Asian Cultural Council Announces 2018 China And Hong Kong Fellowship Recipients
By Phoebe Tam
On June 11, the Asian Cultural Council (ACC) announced that Morgan Wong, Wang Weiwei and Zhu Jinglun are among the ten recipients of the non-profit organization’s 2018 China and Hong Kong Fellowships, which provide monetary support for artists, scholars, and arts and humanities professionals to pursue specialized training, find inspiration, or complete research projects abroad. Recipients also gain access to an international network of alumni and other partners.
The fellows are selected by a jury panel comprising ACC Hong Kong director Josephine Wai and ACC director of programs Cecily Cook, in consultation with fellowship program alumni, professionals in the field, cultural specialists, and ACC colleagues.

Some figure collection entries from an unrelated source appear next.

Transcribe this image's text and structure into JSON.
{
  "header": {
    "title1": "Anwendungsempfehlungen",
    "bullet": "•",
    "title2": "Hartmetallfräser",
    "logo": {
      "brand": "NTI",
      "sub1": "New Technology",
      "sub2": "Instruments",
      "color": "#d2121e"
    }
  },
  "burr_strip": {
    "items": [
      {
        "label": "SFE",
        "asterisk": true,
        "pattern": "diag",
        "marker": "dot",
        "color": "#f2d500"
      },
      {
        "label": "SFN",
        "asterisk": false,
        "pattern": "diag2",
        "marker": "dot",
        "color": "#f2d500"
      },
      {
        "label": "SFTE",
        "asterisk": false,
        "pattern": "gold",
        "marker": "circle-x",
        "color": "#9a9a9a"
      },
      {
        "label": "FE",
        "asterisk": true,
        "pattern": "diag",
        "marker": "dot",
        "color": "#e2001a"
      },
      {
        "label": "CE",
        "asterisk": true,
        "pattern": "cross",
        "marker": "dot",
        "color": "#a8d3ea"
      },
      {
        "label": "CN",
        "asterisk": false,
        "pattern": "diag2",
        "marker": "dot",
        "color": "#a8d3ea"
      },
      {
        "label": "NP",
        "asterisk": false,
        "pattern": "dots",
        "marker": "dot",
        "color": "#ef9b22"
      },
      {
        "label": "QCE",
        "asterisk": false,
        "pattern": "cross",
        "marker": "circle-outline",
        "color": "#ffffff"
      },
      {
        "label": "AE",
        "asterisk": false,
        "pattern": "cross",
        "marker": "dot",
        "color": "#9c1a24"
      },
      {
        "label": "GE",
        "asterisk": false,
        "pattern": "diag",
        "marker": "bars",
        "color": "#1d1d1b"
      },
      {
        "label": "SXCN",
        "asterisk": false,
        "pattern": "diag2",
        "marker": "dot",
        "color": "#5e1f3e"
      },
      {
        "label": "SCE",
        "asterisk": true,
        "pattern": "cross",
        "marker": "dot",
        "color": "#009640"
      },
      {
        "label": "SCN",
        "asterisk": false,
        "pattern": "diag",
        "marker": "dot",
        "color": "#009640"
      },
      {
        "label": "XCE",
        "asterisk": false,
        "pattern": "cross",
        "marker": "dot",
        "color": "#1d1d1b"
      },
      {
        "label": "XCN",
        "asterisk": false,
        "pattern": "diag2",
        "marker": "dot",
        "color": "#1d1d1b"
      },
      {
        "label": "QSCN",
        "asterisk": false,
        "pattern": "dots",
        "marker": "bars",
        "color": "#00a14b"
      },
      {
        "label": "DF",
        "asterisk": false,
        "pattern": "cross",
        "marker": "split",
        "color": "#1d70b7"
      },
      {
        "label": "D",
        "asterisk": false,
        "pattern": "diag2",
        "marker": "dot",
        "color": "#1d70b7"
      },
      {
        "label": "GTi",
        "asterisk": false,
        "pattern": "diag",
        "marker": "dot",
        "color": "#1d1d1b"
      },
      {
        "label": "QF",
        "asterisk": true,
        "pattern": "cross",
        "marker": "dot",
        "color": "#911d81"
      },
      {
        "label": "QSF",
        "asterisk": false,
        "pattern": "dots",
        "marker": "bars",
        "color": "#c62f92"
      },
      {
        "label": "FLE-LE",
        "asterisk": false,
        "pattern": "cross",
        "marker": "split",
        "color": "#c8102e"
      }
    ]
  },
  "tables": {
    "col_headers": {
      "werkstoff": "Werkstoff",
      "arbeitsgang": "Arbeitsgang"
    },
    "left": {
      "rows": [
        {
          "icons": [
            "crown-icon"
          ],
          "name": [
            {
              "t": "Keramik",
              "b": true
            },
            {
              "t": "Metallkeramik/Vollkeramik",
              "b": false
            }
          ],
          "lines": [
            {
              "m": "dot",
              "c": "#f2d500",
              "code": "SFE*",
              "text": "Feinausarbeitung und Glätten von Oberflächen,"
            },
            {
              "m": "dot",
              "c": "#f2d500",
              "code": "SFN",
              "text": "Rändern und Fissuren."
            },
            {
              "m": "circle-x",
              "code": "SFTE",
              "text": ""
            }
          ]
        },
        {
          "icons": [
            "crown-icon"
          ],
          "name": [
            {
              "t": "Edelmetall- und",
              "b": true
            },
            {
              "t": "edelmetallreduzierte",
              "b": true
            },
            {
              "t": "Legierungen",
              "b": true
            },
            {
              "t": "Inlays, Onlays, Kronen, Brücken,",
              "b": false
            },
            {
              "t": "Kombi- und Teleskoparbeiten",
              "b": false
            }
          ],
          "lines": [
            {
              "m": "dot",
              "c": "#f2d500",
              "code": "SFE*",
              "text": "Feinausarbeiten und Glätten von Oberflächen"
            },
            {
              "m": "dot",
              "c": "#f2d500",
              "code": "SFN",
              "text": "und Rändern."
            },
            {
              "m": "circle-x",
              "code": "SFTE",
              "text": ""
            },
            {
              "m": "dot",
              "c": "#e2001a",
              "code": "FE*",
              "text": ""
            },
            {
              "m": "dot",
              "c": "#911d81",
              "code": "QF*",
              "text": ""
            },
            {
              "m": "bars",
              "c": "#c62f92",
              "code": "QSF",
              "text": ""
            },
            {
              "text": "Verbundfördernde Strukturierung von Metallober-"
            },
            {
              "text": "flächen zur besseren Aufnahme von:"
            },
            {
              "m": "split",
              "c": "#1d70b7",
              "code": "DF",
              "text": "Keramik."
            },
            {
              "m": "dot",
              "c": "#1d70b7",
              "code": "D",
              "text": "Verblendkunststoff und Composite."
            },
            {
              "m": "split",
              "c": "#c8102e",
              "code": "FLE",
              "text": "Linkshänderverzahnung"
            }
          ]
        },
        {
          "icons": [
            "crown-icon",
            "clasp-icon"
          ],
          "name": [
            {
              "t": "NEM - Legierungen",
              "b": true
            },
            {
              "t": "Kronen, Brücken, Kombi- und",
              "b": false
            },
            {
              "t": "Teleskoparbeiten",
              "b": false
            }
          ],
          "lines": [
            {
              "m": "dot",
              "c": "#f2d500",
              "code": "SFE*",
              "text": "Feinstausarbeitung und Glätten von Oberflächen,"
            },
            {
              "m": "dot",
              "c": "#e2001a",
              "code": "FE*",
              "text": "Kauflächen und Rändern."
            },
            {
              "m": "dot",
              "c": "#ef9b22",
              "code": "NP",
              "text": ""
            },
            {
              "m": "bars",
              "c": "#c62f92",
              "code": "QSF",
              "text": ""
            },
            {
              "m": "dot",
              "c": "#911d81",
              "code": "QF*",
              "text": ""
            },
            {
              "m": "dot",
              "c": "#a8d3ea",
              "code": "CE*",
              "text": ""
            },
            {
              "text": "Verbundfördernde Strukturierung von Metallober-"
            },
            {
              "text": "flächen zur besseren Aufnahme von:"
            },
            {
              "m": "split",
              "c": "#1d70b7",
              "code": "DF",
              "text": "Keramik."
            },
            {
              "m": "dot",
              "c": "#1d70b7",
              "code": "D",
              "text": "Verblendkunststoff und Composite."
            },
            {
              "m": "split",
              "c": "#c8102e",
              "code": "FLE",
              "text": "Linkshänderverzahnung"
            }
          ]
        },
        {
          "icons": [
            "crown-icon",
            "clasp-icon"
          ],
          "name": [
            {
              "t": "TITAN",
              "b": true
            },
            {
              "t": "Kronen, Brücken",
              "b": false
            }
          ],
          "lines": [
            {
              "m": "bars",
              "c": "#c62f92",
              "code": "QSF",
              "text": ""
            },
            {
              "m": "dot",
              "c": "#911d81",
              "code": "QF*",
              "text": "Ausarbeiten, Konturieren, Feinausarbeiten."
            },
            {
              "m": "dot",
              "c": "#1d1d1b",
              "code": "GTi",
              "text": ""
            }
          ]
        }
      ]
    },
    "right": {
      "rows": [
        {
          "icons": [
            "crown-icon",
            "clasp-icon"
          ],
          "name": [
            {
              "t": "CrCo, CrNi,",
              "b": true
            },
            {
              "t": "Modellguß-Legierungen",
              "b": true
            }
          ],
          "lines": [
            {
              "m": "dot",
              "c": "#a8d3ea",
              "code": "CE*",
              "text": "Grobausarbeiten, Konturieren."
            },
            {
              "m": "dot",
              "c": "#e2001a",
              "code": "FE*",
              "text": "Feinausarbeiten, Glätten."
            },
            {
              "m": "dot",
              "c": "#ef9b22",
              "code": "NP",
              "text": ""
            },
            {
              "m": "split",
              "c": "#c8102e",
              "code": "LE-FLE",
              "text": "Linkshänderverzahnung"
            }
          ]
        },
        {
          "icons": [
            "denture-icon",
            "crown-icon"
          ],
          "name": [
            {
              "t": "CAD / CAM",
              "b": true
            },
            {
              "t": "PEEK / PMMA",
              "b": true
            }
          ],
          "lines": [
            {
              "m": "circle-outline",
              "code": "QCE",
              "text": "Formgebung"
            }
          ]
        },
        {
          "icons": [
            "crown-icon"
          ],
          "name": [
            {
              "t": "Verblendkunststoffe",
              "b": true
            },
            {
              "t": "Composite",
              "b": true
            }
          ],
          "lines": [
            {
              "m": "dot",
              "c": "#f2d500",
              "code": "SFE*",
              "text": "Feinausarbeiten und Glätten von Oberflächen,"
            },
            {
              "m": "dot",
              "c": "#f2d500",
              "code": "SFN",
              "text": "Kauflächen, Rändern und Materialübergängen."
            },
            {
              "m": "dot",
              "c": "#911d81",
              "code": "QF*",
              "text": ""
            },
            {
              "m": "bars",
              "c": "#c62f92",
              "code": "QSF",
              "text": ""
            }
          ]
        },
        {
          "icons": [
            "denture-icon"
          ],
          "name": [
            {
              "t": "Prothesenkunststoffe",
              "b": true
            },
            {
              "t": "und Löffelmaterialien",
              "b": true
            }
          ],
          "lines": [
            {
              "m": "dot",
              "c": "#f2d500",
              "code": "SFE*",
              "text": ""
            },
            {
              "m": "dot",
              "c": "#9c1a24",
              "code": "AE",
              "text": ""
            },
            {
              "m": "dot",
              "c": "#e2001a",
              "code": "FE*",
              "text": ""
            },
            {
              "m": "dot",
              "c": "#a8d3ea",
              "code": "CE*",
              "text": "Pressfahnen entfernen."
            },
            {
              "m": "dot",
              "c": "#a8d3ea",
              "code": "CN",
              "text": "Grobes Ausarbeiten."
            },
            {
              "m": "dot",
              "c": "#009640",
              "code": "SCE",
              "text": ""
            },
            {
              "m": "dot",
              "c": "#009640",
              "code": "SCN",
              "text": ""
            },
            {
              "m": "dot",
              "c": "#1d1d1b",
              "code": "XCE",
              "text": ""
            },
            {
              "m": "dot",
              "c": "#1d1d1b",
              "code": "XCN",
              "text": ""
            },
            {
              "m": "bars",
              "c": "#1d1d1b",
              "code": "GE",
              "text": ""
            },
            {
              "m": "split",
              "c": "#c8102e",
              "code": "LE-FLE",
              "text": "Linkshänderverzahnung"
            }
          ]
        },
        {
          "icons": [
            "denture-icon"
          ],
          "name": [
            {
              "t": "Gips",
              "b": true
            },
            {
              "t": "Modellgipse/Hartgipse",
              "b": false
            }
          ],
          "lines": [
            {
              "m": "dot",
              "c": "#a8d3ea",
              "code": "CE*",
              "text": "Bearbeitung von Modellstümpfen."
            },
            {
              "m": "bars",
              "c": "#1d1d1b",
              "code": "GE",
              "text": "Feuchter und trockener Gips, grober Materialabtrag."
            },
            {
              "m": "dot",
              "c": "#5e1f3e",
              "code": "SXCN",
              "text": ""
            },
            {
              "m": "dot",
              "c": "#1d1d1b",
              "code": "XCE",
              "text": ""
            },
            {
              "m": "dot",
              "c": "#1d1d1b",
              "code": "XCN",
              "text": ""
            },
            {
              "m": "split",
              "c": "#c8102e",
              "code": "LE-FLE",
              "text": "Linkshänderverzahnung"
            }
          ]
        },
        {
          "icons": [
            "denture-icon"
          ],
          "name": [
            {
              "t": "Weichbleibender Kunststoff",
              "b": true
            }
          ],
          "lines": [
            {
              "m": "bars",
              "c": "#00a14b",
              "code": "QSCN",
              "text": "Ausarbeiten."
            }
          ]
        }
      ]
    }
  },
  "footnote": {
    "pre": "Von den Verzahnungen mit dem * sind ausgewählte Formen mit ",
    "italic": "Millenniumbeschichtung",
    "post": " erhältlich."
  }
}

Candidates are evaluated on the basis of their “artistic and professional excellence, creative potential, contribution in the proposed exchange country, and readiness, in addition to the impact of the fellowship on advancing international dialogue and bringing [about a] transformative effect on the applicant’s life and career,” the ACC told ArtAsiaPacific. Jurors also consider “the timeliness and urgency of the applicant’s proposal.”
Hong Kong-based artist Morgan Wong, who has been awarded the ACC Désirée and Hans Michael Jebsen Fellowship, will travel to New York, where he will acquaint himself with the local art scene, as well as meet visual and performance artists. His body of work revolves around the notion of time, and he plans to interview theoretical physicists on the latest studies on temporality in hopes of deepening his understanding on the subject.
Xiaoyang Yu Fellowship recipient Wang Weiwei is the co-curator of the 12th Shanghai Biennale, and the in-house curator at the Museum of Contemporary Art, Shanghai. Her long-term research project will be on the development of contemporary art in East Asia and the evolution of its ecosystem. She plans to utilize the fellowship program and the ACC’s network of leading Asian art professionals as an opportunity to expand her research into the history and dynamics of art ecosystems in Japan, Korea, China, Taiwan, Hong Kong, and Macau.
Zhu Jinglun has been awarded the Starr Foundation Visual Arts Fellowship, a one-year scholarship that will support her Masters study at the Center of Curatorial Studies in Bard College, New York. Her current research topic is on the connection between society and visual culture in China, and she plans to explore the relationship between identity documents and the representation of identities. As an aspiring curator, she hopes to promote artistic exchange between China and the United States.
Founded in 1963 by the late American philanthropist John D. Rockefeller III, the ACC has thus far supported 6,000 art professionals and institutions, 600 of whom are from China and Hong Kong. The organization is headquartered in New York, with branches in Hong Kong, Tokyo, Manila and Taipei.
Phoebe Tam is an editorial intern of ArtAsiaPacific.